In UI frameworks the widgets draw themselves using resources that are cached or preloaded by the system. Logical objects should not have ownership over shared data. It's bad design in anything that's non-trivial.
In Qt, images are loaded as soon as a QPixmap object is instantiated, causing a lag like the one in my game when lots of large images are being loaded. But anyway, I agree, the widgets shouldn't own the resources. I do have an asset loader already and I can move the image loading into it, and also add caching.
Then you can implement your resource manager as a cache and map resources by URI or something. It really sounds like you're making this more complicated than it needs to be. What kind of GUI needs so many distinct resources that you're afraid to pre-load all of them?
I'm not afraid to preload them all, I think that's going to be necessary. It's only going to be 100-200 MB, so that should be fine even on ancient systems. The OS will page unused resources out anyway. I was thinking that it may be better to have a loading screen for each scene, but I suppose that's not really necessary at this scale.
My problem is that I can't figure out how to preload everything, I never had to think about this before working with less/smaller images.

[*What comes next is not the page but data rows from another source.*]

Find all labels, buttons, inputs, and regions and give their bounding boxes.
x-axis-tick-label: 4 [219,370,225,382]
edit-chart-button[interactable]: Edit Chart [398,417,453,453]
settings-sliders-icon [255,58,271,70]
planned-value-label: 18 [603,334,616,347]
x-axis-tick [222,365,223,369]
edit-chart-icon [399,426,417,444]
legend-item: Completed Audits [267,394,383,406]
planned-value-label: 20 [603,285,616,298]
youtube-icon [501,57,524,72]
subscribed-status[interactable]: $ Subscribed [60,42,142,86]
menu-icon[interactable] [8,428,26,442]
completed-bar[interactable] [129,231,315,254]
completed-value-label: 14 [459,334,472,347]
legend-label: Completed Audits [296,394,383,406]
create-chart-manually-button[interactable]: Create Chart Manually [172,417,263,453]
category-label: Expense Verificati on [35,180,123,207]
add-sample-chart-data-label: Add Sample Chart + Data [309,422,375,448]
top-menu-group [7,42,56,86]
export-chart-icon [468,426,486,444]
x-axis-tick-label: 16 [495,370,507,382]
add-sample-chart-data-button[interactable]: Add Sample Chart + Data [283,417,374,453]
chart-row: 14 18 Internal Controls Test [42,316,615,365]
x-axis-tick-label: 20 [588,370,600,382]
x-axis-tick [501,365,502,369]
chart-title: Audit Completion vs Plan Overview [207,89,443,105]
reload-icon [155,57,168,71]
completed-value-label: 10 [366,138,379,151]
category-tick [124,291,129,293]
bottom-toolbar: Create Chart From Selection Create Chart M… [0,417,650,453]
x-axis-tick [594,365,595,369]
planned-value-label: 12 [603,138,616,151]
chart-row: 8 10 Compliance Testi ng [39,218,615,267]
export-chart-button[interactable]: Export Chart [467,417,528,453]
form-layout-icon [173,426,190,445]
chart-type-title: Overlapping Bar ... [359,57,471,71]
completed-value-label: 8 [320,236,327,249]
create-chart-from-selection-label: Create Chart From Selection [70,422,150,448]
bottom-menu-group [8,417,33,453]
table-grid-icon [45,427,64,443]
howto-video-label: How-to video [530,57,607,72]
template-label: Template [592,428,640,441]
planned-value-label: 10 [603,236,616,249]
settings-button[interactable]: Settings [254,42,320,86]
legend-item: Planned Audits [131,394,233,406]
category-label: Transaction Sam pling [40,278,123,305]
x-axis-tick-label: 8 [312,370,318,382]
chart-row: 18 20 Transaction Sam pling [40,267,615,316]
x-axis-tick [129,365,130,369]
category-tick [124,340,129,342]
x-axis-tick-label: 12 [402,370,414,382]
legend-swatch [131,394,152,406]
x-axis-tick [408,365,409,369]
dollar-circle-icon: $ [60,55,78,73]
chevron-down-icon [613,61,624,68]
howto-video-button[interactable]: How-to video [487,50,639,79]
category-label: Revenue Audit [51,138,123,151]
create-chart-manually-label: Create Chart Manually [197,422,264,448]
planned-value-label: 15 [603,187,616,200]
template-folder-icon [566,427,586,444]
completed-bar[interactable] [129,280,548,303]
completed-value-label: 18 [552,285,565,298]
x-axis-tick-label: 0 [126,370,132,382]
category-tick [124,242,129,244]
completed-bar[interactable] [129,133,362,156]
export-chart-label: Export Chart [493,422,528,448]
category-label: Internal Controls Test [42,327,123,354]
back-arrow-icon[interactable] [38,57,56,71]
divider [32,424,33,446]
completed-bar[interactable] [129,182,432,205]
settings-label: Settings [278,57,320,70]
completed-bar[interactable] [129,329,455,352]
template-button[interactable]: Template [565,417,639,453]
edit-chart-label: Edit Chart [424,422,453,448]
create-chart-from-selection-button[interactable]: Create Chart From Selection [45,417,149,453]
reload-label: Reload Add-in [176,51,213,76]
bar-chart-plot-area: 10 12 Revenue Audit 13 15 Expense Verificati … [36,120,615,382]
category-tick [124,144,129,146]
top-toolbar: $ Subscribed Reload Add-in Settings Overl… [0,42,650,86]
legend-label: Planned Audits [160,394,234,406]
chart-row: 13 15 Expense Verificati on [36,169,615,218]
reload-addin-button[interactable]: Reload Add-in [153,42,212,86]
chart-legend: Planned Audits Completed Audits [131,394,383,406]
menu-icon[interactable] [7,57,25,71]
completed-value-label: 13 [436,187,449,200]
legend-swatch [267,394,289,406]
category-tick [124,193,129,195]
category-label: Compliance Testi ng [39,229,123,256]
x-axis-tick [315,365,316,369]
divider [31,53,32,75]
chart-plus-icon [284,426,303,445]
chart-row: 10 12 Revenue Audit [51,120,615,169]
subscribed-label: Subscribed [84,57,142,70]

Only the widgets know which images they need, so I see only two options:
1. Instantiate all widgets upfront - they'll load their resources
2. Figure out which images to load without consulting the widgets
Your suggestion sounds like option 2, and it does indeed seem better. Now I'm wondering how to implement that, seeing three options:
2a. Have a mapping between image IDs and image paths - use the image IDs in widgets, preload all the images from the mapping file on startup
2b. Have a file that lists all the resources that should be preloaded
2c. Just load all image files in the directory
2a Seems tedious - I'll have to add every single image file I use there. 2b is similarly tedious and on top of that error prone - it's easy to forget. 2c involves no manual effort, but I have to make assumptions about what to load (e.g. every file name ending with .png) and it may load too much if there are unused resources.
How is that commonly being solved? Considering that many games have loading screens per scene or level, how do they figure out which resources are required upfront?